Non c’è stato nulla da fare: in questi venti anni, drogati dalla televisione commerciale e dalla sterilizzazione della televisione pubblica, ci siamo bevuti la favola dell’imprenditore, del “ghe pensi mi“,  affidando ancora una volta, all’Uomo della Provvidenza, il compito di farci arricchire, di farci vivere nel benessere (noi diseducati al benessere, come disse Silvio dei poveri).

Adesso dopo quasi venti anni cala – forse – il sipario su questo spettacolo indecente che abbiamo dato al mondo: quanto bisogno di normalità e di sobrietà ha il nostro Paese. Che sensazione pacifica è stata vedere Mario Monti andare alla Stazione Termini a prendere la moglie. Ma il difficile viene adesso perché come Pier Ferdinando Casini spesso sostiene la presenza del Cavaliere è stata un alibi per tutti, soprattutto a sinistra dove si è anche tenuto in vita questo conflitto di interessi, quasi come se l’esistenza della sinistra italiana vi fosse soltanto in funzione della presenza di Berlusconi dall’altro lato dello schieramento politico.
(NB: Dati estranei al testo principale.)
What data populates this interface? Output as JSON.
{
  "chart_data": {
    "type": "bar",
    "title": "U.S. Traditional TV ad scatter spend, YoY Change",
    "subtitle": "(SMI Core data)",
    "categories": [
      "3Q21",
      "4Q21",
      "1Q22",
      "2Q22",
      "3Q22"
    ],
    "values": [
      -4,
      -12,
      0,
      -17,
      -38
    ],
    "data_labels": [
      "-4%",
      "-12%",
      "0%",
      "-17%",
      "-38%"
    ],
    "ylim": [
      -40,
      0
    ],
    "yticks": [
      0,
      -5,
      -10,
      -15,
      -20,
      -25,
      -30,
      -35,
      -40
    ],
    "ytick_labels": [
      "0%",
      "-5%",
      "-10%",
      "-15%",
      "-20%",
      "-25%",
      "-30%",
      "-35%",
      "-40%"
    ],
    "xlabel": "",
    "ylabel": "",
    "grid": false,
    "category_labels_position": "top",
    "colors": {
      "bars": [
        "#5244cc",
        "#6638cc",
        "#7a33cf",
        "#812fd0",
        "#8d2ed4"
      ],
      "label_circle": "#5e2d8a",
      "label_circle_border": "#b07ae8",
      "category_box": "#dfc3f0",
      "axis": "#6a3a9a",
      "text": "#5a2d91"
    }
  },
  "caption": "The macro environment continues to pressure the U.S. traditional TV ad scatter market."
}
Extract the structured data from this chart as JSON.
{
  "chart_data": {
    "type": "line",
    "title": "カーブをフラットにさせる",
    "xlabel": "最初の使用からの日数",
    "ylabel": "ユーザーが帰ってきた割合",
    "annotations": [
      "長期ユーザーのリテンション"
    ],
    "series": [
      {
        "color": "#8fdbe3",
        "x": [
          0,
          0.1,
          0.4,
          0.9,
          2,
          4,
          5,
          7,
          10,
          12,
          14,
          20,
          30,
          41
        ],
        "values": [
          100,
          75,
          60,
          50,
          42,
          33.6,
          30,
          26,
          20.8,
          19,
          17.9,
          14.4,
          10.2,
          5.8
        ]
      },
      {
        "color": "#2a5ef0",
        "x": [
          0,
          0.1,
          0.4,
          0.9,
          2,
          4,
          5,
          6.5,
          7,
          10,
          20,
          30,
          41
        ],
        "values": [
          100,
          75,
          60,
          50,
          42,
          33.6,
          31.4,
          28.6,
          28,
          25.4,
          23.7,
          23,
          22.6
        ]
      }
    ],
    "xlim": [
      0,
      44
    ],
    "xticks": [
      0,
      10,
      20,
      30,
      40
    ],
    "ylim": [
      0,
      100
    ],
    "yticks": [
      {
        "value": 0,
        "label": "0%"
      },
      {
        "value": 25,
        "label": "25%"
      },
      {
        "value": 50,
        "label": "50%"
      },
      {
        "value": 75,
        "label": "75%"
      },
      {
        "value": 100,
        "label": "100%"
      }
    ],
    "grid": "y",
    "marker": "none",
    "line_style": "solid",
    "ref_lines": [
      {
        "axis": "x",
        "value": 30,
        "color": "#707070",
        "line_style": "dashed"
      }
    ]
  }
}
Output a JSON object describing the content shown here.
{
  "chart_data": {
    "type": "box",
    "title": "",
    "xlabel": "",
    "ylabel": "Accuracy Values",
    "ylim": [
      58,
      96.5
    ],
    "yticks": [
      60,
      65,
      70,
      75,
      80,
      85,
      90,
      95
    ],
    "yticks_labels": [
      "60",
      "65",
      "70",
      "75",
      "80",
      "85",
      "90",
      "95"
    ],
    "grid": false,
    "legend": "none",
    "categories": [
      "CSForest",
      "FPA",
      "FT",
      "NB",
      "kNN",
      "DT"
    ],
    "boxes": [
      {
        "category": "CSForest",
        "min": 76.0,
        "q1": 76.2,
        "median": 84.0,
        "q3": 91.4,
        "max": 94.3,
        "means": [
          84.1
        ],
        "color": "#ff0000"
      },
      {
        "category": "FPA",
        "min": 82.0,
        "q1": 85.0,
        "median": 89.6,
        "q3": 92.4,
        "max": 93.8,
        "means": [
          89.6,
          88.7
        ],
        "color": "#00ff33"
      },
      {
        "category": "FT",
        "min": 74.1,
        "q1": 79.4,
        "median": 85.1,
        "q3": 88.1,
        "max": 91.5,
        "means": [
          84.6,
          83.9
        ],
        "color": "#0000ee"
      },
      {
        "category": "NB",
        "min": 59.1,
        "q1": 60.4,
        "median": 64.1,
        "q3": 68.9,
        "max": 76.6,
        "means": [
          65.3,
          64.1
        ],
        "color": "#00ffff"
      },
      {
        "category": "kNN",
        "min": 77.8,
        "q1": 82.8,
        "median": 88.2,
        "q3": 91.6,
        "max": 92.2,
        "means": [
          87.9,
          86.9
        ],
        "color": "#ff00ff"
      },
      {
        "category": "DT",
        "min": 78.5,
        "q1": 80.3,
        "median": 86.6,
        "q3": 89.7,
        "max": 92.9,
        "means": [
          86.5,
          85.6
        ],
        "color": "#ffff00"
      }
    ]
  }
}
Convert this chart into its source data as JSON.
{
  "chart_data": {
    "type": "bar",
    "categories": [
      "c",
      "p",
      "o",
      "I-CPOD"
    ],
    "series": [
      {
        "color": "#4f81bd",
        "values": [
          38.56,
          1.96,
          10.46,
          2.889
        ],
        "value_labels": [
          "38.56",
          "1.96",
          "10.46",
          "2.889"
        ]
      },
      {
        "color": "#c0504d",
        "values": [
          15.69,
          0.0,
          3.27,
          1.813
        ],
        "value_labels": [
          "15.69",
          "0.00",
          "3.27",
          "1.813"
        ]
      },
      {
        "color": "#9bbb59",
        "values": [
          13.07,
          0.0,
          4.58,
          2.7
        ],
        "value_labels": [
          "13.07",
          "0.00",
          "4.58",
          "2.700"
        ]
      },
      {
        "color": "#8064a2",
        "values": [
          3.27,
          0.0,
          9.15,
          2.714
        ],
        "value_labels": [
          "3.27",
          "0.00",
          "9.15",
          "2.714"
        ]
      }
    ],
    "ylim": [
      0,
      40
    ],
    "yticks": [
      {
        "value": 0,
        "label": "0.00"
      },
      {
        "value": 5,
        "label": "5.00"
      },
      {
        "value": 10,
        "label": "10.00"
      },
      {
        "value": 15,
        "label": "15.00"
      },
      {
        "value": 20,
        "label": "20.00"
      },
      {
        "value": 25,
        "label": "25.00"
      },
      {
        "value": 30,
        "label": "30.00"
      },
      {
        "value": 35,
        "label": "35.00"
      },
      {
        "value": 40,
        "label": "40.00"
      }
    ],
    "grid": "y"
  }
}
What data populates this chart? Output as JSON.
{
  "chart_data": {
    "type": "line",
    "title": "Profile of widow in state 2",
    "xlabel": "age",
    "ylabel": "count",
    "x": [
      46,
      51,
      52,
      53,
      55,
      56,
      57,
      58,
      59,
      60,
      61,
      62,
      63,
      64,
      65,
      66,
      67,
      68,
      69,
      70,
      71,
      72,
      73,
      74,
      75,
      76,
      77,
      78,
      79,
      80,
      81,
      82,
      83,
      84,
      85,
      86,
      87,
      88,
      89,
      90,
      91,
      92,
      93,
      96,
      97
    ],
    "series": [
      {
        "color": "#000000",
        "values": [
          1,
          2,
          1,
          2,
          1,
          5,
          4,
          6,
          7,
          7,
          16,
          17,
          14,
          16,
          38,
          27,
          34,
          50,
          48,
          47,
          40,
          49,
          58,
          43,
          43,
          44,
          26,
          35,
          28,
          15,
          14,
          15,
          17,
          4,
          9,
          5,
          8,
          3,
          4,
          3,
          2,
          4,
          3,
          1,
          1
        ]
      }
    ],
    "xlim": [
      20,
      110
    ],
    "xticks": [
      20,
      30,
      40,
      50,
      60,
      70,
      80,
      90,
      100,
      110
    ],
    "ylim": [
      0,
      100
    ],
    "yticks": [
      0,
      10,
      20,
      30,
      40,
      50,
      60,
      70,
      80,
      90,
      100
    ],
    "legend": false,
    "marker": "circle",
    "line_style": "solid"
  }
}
È giunto il tempo per la nostra società di sostenere gli esami di maturità, senza più scuse né scusanti, assumendoci finalmente la responsabilità delle nostre azioni, senza demandare a chicchessia di agire per conto nostro. Non sappiamo se il berlusconismo sia veramente terminato o stia per finire: ho molti dubbi, soprattutto derivanti dal fatto che si alimenta delle nostre più basse pulsioni: l’egoismo e l’ignoranza. Ciò che mi auguro, per la mia bambina e per la nuova generazione di italiani alla quale lei appartiene, è che – dopo questo ventennio – la società italiana non si beva più le favole della buona notte da nessuno populista. Auguro a noi e ai nostri figli che dopo questa sbornia, che ci costerà parecchio in termini economici e sociali, si riesca finalmente a ritrovare la voglia di cercare nuove strade, nuovi modelli di sviluppo, sfruttando le nuove tecnologie come elemento imprescindibile di democrazia, spegnendo una volta per tutte la vecchia televisione e imparando finalmente a tifare  non contro la squadra avversaria ma per la nostra squadra del cuore.